Hey All, I'm running an EKS cluster where I host t...
# prefect-community
m
Hey All, I'm running an EKS cluster where I host the Prefect Agent. However, I'm not able to get flows working. I am using an S3 storage block without the credentials set, so it means that the EKS cluster needs to have permission to pull the code from S3. When I trigger a flow execution I get this in the agent logs:
Copy code
| _ \ _ \ __| __| __/ __|_   _|   /_\ / __| __| \| |_   _|
 |  _/   / _|| _|| _| (__  | |    / _ \ (_ | _|| .` | | |
 |_| |_|_\___|_| |___\___| |_|   /_/ \_\___|___|_|\_| |_|


Agent started!
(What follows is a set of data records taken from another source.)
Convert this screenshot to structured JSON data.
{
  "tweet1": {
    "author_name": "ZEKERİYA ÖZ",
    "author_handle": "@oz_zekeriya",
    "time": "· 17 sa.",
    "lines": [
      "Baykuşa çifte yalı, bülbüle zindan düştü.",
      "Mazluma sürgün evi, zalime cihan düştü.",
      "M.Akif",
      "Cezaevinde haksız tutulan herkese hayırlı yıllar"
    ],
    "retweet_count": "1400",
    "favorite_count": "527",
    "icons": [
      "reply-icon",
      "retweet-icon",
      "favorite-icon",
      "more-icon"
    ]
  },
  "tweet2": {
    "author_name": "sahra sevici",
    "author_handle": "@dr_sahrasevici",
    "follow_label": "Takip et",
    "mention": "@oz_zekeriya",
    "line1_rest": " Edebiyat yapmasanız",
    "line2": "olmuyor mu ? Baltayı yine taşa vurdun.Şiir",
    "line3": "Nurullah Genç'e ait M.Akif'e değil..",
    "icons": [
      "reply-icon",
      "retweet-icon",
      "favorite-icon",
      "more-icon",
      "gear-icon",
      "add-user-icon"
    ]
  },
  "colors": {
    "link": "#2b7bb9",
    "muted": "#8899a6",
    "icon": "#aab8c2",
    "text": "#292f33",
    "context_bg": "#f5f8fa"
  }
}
Looking for work from queue(s): infra-dev-plexflow-2...
23:25:42.455 | INFO    | prefect.agent - Submitting flow run '69af3c9b-f22b-42db-a0a5-21595ec5408a'
23:25:44.631 | INFO    | prefect.infrastructure.kubernetes-job - Job 'flow-infra-data-engineering-infra-dev-96hss': Pod has status 'Pending'.
23:25:44.705 | INFO    | prefect.agent - Completed submission of flow run '69af3c9b-f22b-42db-a0a5-21595ec5408a'
23:26:44.628 | ERROR   | prefect.infrastructure.kubernetes-job - Job 'flow-infra-data-engineering-infra-dev-96hss': Pod never started.
23:26:44.792 | INFO    | prefect.agent - Reported flow run '69af3c9b-f22b-42db-a0a5-21595ec5408a' as crashed: Flow run infrastructure exited with non-zero status code -1.
.. and these are the logs from the job pod..
Copy code
kubectl logs flow-infra-data-engineering-infra-dev-jhqhm-74k5l --follow
/usr/local/lib/python3.8/runpy.py:127: RuntimeWarning: 'prefect.engine' found in sys.modules after import of package 'prefect', but prior to execution of 'prefect.engine'; this may result in unpredictable behaviour
  warn(RuntimeWarning(msg))
23:31:09.701 | INFO    | Flow run 'economic-jerboa' - Downloading flow code from storage at ''
23:36:17.233 | WARNING | aiobotocore.credentials - Refreshing temporary credentials failed during mandatory refresh period.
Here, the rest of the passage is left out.